L’alta val Polcevera, che comprende le valli dei principali affluenti, è divisa tra i comuni di Ceranesi, Campomorone, Mignanego, Sant’Olcese e Serra Ricco’. La bassa val Polcevera, a partire dalla confluenza tra i torrenti Verde e Riccò, fino al 1926 comprendeva i comuni di Pontedecimo, San Quirico, Bolzaneto, Rivarolo e parte dei comuni di Borzoli, Sampierdarena e Cornigliano. Nel 1926 questi comuni insieme ad altri del genovesato furono inglobati nel comune di Genova per costituire la cosiddetta Grande Genova. Nella nuova ripartizione amministrativa del comune di Genova in vigore dal 2005 rimane suddivisa tra tre circoscrizioni: il  Municipio V che comprende gli ex comuni di Pontedecimo, San Quirico, Bolzaneto, Rivarolo e parte di Borzoli, mentre la zona prossima alla foce ricade nel Municipio II Centro Ovest (unità urbanistiche Campasso e San Gaetano dell’ex comune di Sampierdarena, in sponda sinistra) e nel Municipio VI Medio Ponente (unità urbanistica di Campi dell’ex comune di Cornigliano, in sponda destra).

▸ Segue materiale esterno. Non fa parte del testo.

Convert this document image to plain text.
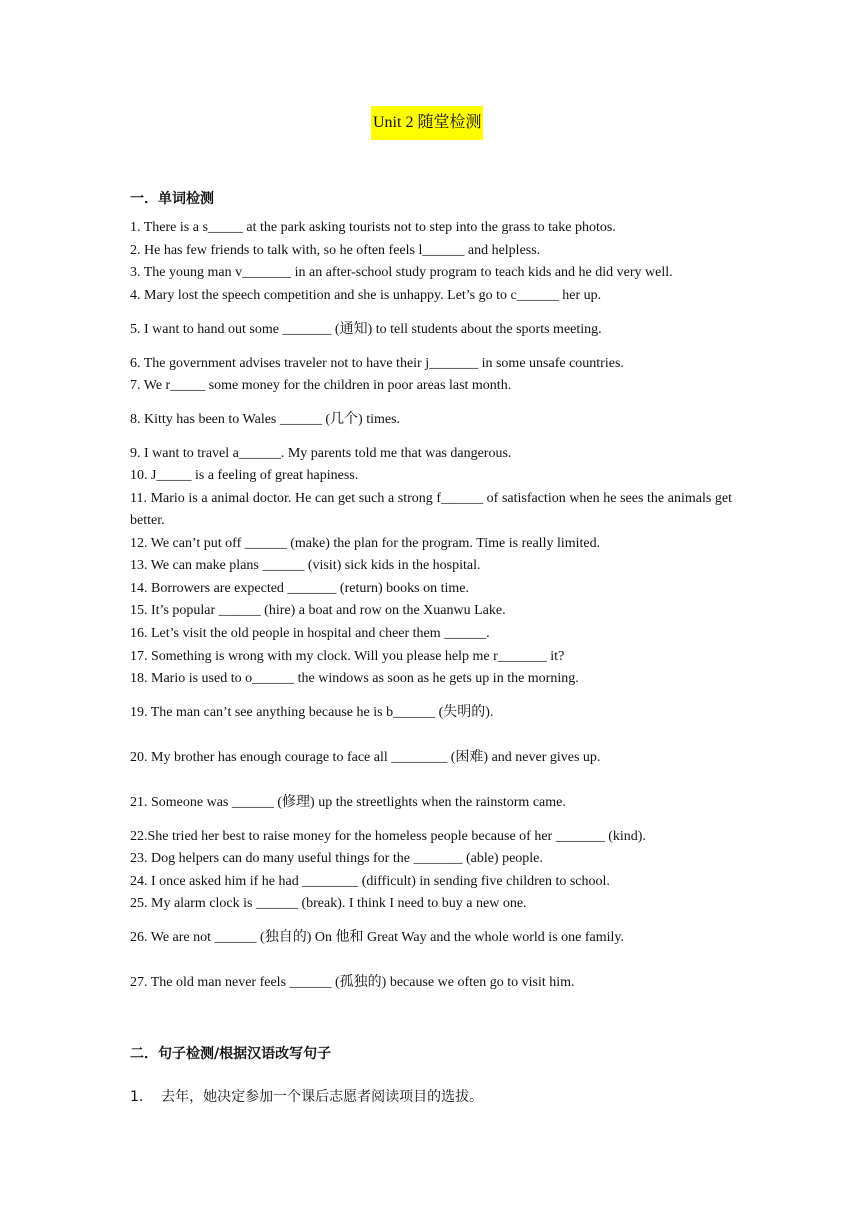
Unit 2 随堂检测
一．单词检测
1. There is a s_____ at the park asking tourists not to step into the grass to take photos.
2. He has few friends to talk with, so he often feels l______ and helpless.
3. The young man v_______ in an after-school study program to teach kids and he did very well.
4. Mary lost the speech competition and she is unhappy. Let’s go to c______ her up.
5. I want to hand out some _______ (通知) to tell students about the sports meeting.
6. The government advises traveler not to have their j_______ in some unsafe countries.
7. We r_____ some money for the children in poor areas last month.
8. Kitty has been to Wales ______ (几个) times.
9. I want to travel a______. My parents told me that was dangerous.
10. J_____ is a feeling of great hapiness.
11. Mario is a animal doctor. He can get such a strong f______ of satisfaction when he sees the animals get better.
12. We can’t put off ______ (make) the plan for the program. Time is really limited.
13. We can make plans ______ (visit) sick kids in the hospital.
14. Borrowers are expected _______ (return) books on time.
15. It’s popular ______ (hire) a boat and row on the Xuanwu Lake.
16. Let’s visit the old people in hospital and cheer them ______.
17. Something is wrong with my clock. Will you please help me r_______ it?
18. Mario is used to o______ the windows as soon as he gets up in the morning.
19. The man can’t see anything because he is b______ (失明的).
20. My brother has enough courage to face all ________ (困难) and never gives up.
21. Someone was ______ (修理) up the streetlights when the rainstorm came.
22.She tried her best to raise money for the homeless people because of her _______ (kind).
23. Dog helpers can do many useful things for the _______ (able) people.
24. I once asked him if he had ________ (difficult) in sending five children to school.
25. My alarm clock is ______ (break). I think I need to buy a new one.
26. We are not ______ (独自的) On 他和 Great Way and the whole world is one family.
27. The old man never feels ______ (孤独的) because we often go to visit him.
二．句子检测/根据汉语改写句子
1.    去年，她决定参加一个课后志愿者阅读项目的选拔。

E proprio per questo motivo gli Stati Generali della Valpolcevera si propongono di creare un più stretto collegamento con la realtà genovese.

Non poteva quindi mancare, visto il tema particolarmente importante dell’incontro il sindaco, presidente della città metropolitana e commissario Marco Bucci insieme all’assessore al commercio del Comune di Genova Paola Bordilli. Insieme loro parteciperà anche il sindaco di Serrà Ricco’ Angela Negri. Ma non sarà soltanto un incontro legato alla politica. Nutrito il numero degli imprenditori, Cristina Santagata, imprenditrice, presidente “Olio Santagata 1907 spa, che rappresenterà anche Confindustria, Gianni Ratto Amministratore delegato di SGM, Angela Gargani, presidenti di Preti Dolciaria e Andrea Pedemonte Cabella imprenditore nel settore degli insaccati, rappresentante della famiglia simbolo del salame di Sant’Olcese. Partecipera’ anche Ilaria Mussini, responsabile Confcommercio. Si discuterà di economia, e sarà un importante appuntamento per fare un bilancio ad oltre un anno dalla tragedia del crollo del Morandi e in vista della completa ricostruzione, tenuto conto dell’ importanza del collegamento logistico e viario che è venuto a mancare e dell’ impatto negativo sul territorio polceverasco che ha coinvolto sia il commercio che le attività produttive. Ma si parlerà anche di sviluppo e tecnologia grazie alla partecipazione di Maria Francesca Silva, responsabile del progetto Great Campus, il parco scientifico e tecnologico degli Erzelli. Infine da registrare pure la partecipazione di Irene Fava, ricercatrice di storia dell’arte.

Il Quinto municipio verrà infine rappresentato dal presidente Federico Romeo. Fra gli invitati anche due ex assessori della giunta Bucci. Giancarlo Vinacci , che ha ricoperto sino a settembre la delega alle attività produttive ed Elisa Serafini ex assessore alla cultura che ha lasciato la giunta ed il sindaco Marco Bucci già lo scorso anno sbattendo la porta. Ma è giusto così visto che sia Vinacci che la Serafini avevano appoggiato questi Stati Generali giunti alla seconda edizione già al momento della loro ideazione. Vinacci partecipa in qualità di manager e Elisa Serafini come esperta e presidente del Forum Economia e innovazione, un incubatore di politiche pubbliche in Italia da lei fondato poco dopo aver dato le dimissioni dalla giunta Bucci.